Lisbon Treaty rears its head
For British Prime Minister Gordon Brown, the election will be a test of his leadership, and a bad performance by his ruling Labour Party will increase pressure on him to quit.
The European and local elections have been completely overshadowed by a parliamentary expenses scandal that has rocked the major parties (EURACTIV 03/06/09). Opposition leaders have openly urged voters to use the election to express their discontent with Brown’s government.
Philip Whyte, a political expert at the Centre for European Reform in London, said that one of the “big winners” from the scandal would be the UK Independence Party (UKIP), referring to the main British Eurosceptic party.
David Cameron, leader of the Conservative Party, tabled a bill in the UK parliament on Tuesday that would allow a referendum on the Lisbon Treaty to take place in the autumn. Although the bill is unlikely to pass, it signals the main opposition party’s increasingly Eurosceptic stance ahead of today’s election.

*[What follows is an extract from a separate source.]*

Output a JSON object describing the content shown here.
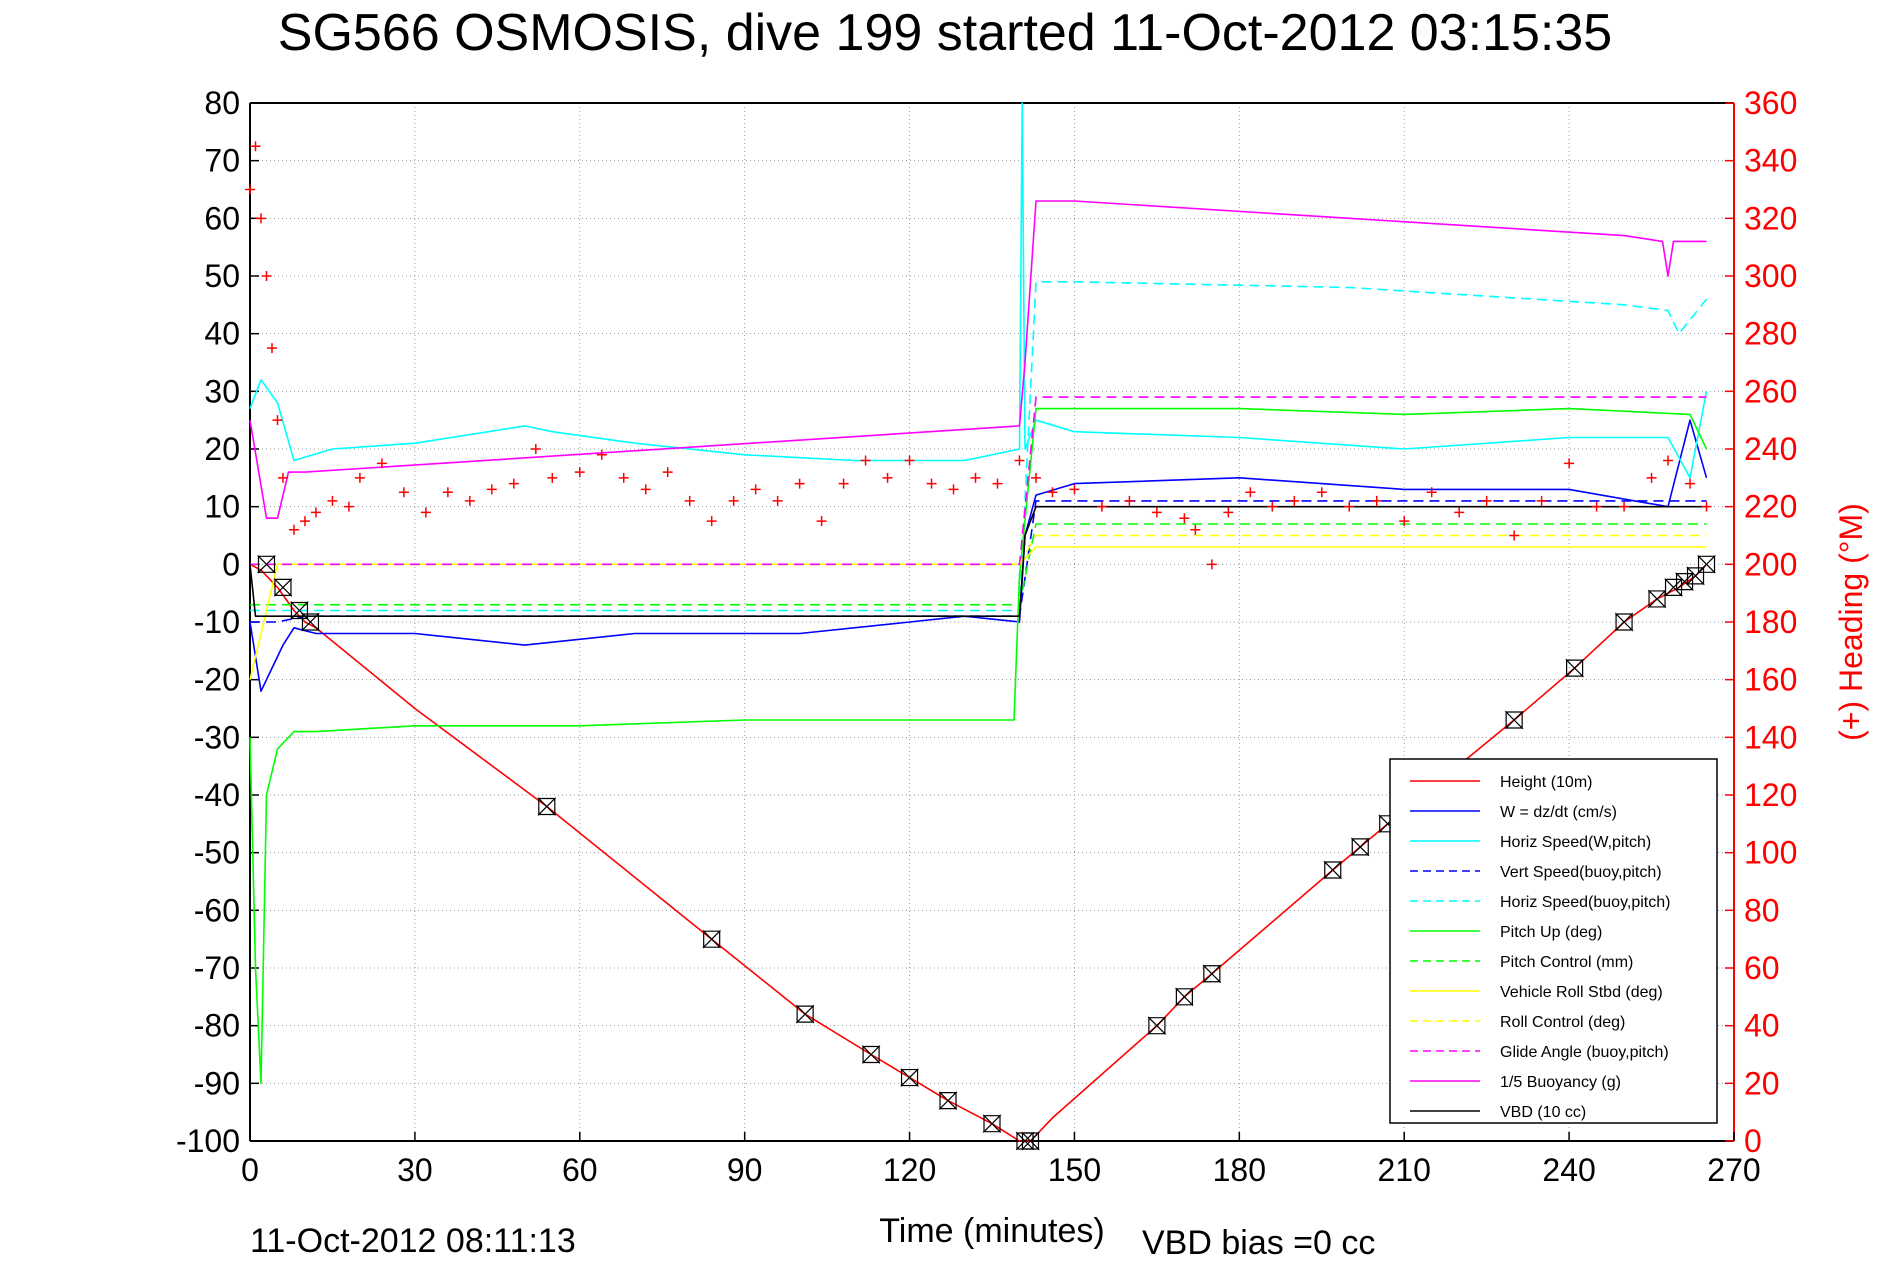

The vote will be keenly watched in Germany to assess the mood ahead of national elections in September, while analysts say French President Nicolas Sarkozy’s ruling conservatives could lose votes to the far-right.
The French president and German Chancellor Angela Merkel issued a joint statement last weekend urging voters to cast their ballot (EURACTIV 02/06/09). Analysts suggest that the main German parties are treating this week’s vote as a warm-up for September’s national election, something Merkel strongly rebuffs.
In Ireland, the governing Fianna Fáil party is expected to suffer setbacks, but it is not clear how well the Libertas party, which opposes the Lisbon Treaty, will fare.
A higher turnout is expected in Ireland this time around, with voters furious at the drastic downturn in the once much-celebrated Irish booming economy. The country’s GDP is expected to shrink by over 11% from 2008 through 2010, according to figures released by the Economic and Social Research Institute in Dublin.
The treaty, on which Ireland holds a referendum in the autumn, is intended to streamline decision-making in the EU and would give the Parliament more powers in setting legislation.
Unemployment in the 16 countries sharing the euro currency rose to 9.2% – a 10-year high – in April, and joint European efforts to tackle joblessness have had limited success. Some EU leaders fear rising poverty could trigger a social crisis.